The diplomatic moves came at a time when, according to activists, the clashes between the opposition and security forces have become deadlier with at least 160 people killed in the past two days.
Fierce street battles were reported in many other suburbs of Damascus, where security forces were said to have pushed rebel fighters back from their positions in Douma, Saqba and Hamuriyeh.
An activist named Kamal, speaking to the Reuters news agency by telephone from the Al-Ghouta area on the eastern edge of the capital, said that security forces had re-occupied the suburbs.
"The Free Syrian Army has made a tactical withdrawal. Regime forces have re-occupied the suburbs and started making house-to-house arrests," he said.
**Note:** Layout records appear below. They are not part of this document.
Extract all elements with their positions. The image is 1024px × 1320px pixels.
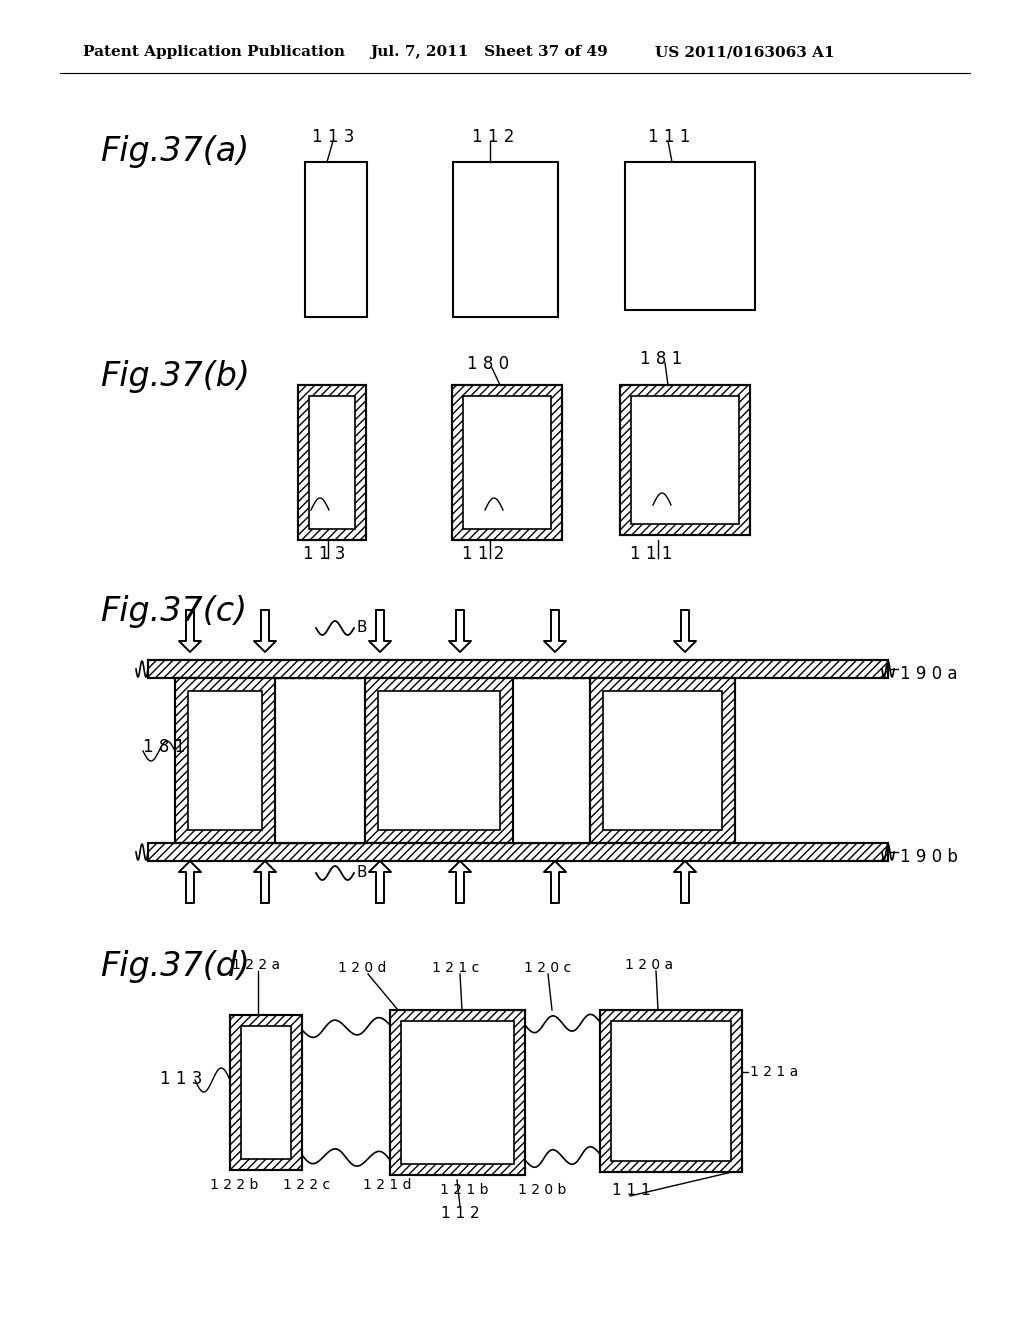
Bar xyxy=(620,385,750,535)
Polygon shape xyxy=(369,610,391,652)
Bar xyxy=(590,678,735,843)
Bar xyxy=(625,162,755,310)
Bar xyxy=(230,1015,302,1170)
Bar xyxy=(309,396,355,529)
Text: Fig.37(a): Fig.37(a) xyxy=(100,135,249,168)
Bar xyxy=(365,678,513,843)
Bar xyxy=(401,1020,514,1164)
Bar xyxy=(148,660,888,678)
Text: 1 1 3: 1 1 3 xyxy=(160,1071,203,1088)
Bar xyxy=(230,1015,302,1170)
Text: 1 1 3: 1 1 3 xyxy=(303,545,345,564)
Bar xyxy=(148,843,888,861)
Text: 1 2 0 b: 1 2 0 b xyxy=(518,1183,566,1197)
Text: 1 2 1 c: 1 2 1 c xyxy=(432,961,479,975)
Bar xyxy=(390,1010,525,1175)
Bar xyxy=(620,385,750,535)
Text: 1 8 1: 1 8 1 xyxy=(143,738,185,756)
Text: 1 2 1 b: 1 2 1 b xyxy=(440,1183,488,1197)
Text: 1 2 1 a: 1 2 1 a xyxy=(750,1065,799,1078)
Text: 1 1 2: 1 1 2 xyxy=(472,128,514,147)
Bar xyxy=(175,678,275,843)
Bar xyxy=(603,690,722,830)
Bar xyxy=(390,1010,525,1175)
Bar xyxy=(452,385,562,540)
Bar xyxy=(309,396,355,529)
Bar xyxy=(148,843,888,861)
Polygon shape xyxy=(254,610,276,652)
Text: 1 2 2 a: 1 2 2 a xyxy=(232,958,281,972)
Bar xyxy=(298,385,366,540)
Text: 1 2 2 c: 1 2 2 c xyxy=(283,1177,330,1192)
Text: 1 2 0 a: 1 2 0 a xyxy=(625,958,673,972)
Bar xyxy=(631,396,739,524)
Text: Fig.37(c): Fig.37(c) xyxy=(100,595,247,628)
Bar xyxy=(611,1020,731,1162)
Polygon shape xyxy=(674,861,696,903)
Bar xyxy=(463,396,551,529)
Polygon shape xyxy=(179,610,201,652)
Text: 1 2 2 b: 1 2 2 b xyxy=(210,1177,258,1192)
Bar xyxy=(600,1010,742,1172)
Polygon shape xyxy=(544,610,566,652)
Bar xyxy=(463,396,551,529)
Text: Fig.37(d): Fig.37(d) xyxy=(100,950,250,983)
Text: 1 1 1: 1 1 1 xyxy=(648,128,690,147)
Text: 1 8 0: 1 8 0 xyxy=(467,355,509,374)
Bar xyxy=(188,690,262,830)
Text: 1 1 3: 1 1 3 xyxy=(312,128,354,147)
Bar xyxy=(600,1010,742,1172)
Bar xyxy=(453,162,558,317)
Bar xyxy=(452,385,562,540)
Bar xyxy=(401,1020,514,1164)
Polygon shape xyxy=(369,861,391,903)
Text: 1 2 0 c: 1 2 0 c xyxy=(524,961,571,975)
Bar xyxy=(365,678,513,843)
Text: Jul. 7, 2011   Sheet 37 of 49: Jul. 7, 2011 Sheet 37 of 49 xyxy=(370,45,608,59)
Text: US 2011/0163063 A1: US 2011/0163063 A1 xyxy=(655,45,835,59)
Bar xyxy=(175,678,275,843)
Text: Fig.37(b): Fig.37(b) xyxy=(100,360,250,393)
Text: 1 9 0 a: 1 9 0 a xyxy=(900,665,957,682)
Bar xyxy=(603,690,722,830)
Bar xyxy=(611,1020,731,1162)
Text: 1 9 0 b: 1 9 0 b xyxy=(900,847,957,866)
Polygon shape xyxy=(544,861,566,903)
Bar xyxy=(378,690,500,830)
Text: 1 1 2: 1 1 2 xyxy=(440,1206,479,1221)
Bar xyxy=(631,396,739,524)
Bar xyxy=(188,690,262,830)
Polygon shape xyxy=(254,861,276,903)
Text: 1 8 1: 1 8 1 xyxy=(640,350,682,368)
Polygon shape xyxy=(449,610,471,652)
Bar xyxy=(305,162,367,317)
Bar xyxy=(590,678,735,843)
Bar xyxy=(378,690,500,830)
Bar xyxy=(298,385,366,540)
Text: 1 1 2: 1 1 2 xyxy=(462,545,505,564)
Bar xyxy=(148,660,888,678)
Text: 1 2 0 d: 1 2 0 d xyxy=(338,961,386,975)
Bar xyxy=(241,1026,291,1159)
Text: 1 1 1: 1 1 1 xyxy=(630,545,673,564)
Polygon shape xyxy=(449,861,471,903)
Text: B: B xyxy=(357,620,368,635)
Text: 1 1 1: 1 1 1 xyxy=(612,1183,650,1199)
Text: B: B xyxy=(357,865,368,880)
Text: Patent Application Publication: Patent Application Publication xyxy=(83,45,345,59)
Polygon shape xyxy=(179,861,201,903)
Text: 1 2 1 d: 1 2 1 d xyxy=(362,1177,412,1192)
Bar xyxy=(241,1026,291,1159)
Polygon shape xyxy=(674,610,696,652)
A spokesman for the Free Syrian Army appeared to confirm that account.
Gunbattles were also reported in the towns of Deraa and Bab Amr.
Meanwhile, state media said "terrorists" had blown up a gas pipeline in the central province of Homs near the border with Lebanon, causing a leak of about 460,000 cubic metres of gas.
Al Jazeera's Anita McNaught, reporting from neighbouring Turkey, said this was not the first attack on pipelines in Syria.
"There have been at least five previous attacks since the start of the uprising. Damaging infrastructure is very much part of the strategy of the opposition forces. [...] It seems everything is in play now, perhaps even for either side."